The implication here, by the way the writer tells it, is that the king doesn’t really believe Elisha about the Lord’s arrow of victory over Syria.  For the king, it’s just a silly, little ritual, the kind of thing the prophet is always doing.  It’s just so much woo-woo!

He didn’t listen.  Even so, v25, the writer notes that God still acts.  We read at the end, Three times Joash defeated him.  “Him” is Ben-hadad, the Syrian king.  The point is, it happened, according to the promise of God concerning His arrow of victory over Syria.  But it was only three times, because of the king’s disbelief.  Still, God is at work, as He promised, where His Word is spoken.

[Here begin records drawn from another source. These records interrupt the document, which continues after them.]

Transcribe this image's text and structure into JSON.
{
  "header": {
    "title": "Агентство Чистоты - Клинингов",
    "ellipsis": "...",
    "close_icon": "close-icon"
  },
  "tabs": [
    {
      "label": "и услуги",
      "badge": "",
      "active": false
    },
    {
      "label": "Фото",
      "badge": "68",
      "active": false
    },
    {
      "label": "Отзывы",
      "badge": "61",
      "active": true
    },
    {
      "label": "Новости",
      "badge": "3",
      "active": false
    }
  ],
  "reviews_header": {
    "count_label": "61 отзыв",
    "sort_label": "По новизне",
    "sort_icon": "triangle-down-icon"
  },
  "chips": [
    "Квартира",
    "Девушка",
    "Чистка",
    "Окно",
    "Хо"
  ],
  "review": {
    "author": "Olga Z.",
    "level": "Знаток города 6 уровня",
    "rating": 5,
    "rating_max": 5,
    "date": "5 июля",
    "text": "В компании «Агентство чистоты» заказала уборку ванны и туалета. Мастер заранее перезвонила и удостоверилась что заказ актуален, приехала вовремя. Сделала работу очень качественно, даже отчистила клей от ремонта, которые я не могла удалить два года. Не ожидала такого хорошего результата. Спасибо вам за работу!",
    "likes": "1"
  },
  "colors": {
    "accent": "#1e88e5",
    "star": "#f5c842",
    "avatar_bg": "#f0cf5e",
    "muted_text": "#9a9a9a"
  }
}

Also hidden here in the narrative, v21, is a hint of ultimate things to come.  As a man was being buried, behold, a marauding band was seen and the man [his corpse] was thrown into the grave of Elisha, and as soon as the man [his corpse] touched the bones of Elisha, he revived and stood on his feet.  Elisha’s grave becomes the place of a resurrection, after having died a wicked man’s death.  Now if our Christian ears do not hear the little ringing bell, well, we haven’t been listening enough.  Dying a death with the wicked, and then his grave the source of resurrection?!   Unknowingly, Elisha points us to his Great Successor, Jesus!

The whole of the Elisha saga can be expressed in another poem by Denise Levertov, called Annunciation: “Aren’t there annunciations / of one sort or another / in most lives? / Some unwillingly, / undertake great destinies, / …uncomprehending.  More often / those moments when roads of light and storm / open from darkness in a man or woman, / are turned away from / in dread, in a wave of weakness, in despair / …with relief. / Ordinary lives continue. / …But the gates close, the pathway vanishes.”  [Levertov: Annunciation]

God speaks.  Things happen.  That’s the moral of our story.  God speaks, in many and various ways by the prophets of old; and now in these last days by His Son.  And wherever God speaks, by His human mouthpieces, there He is at work. 

God speaks.  But do we listen?  Ah…that’s the accusing side of the Elisha saga.  The Good News is, God speaks…Elijah, Elisha, finally, Jesus…and today, He speaks to you.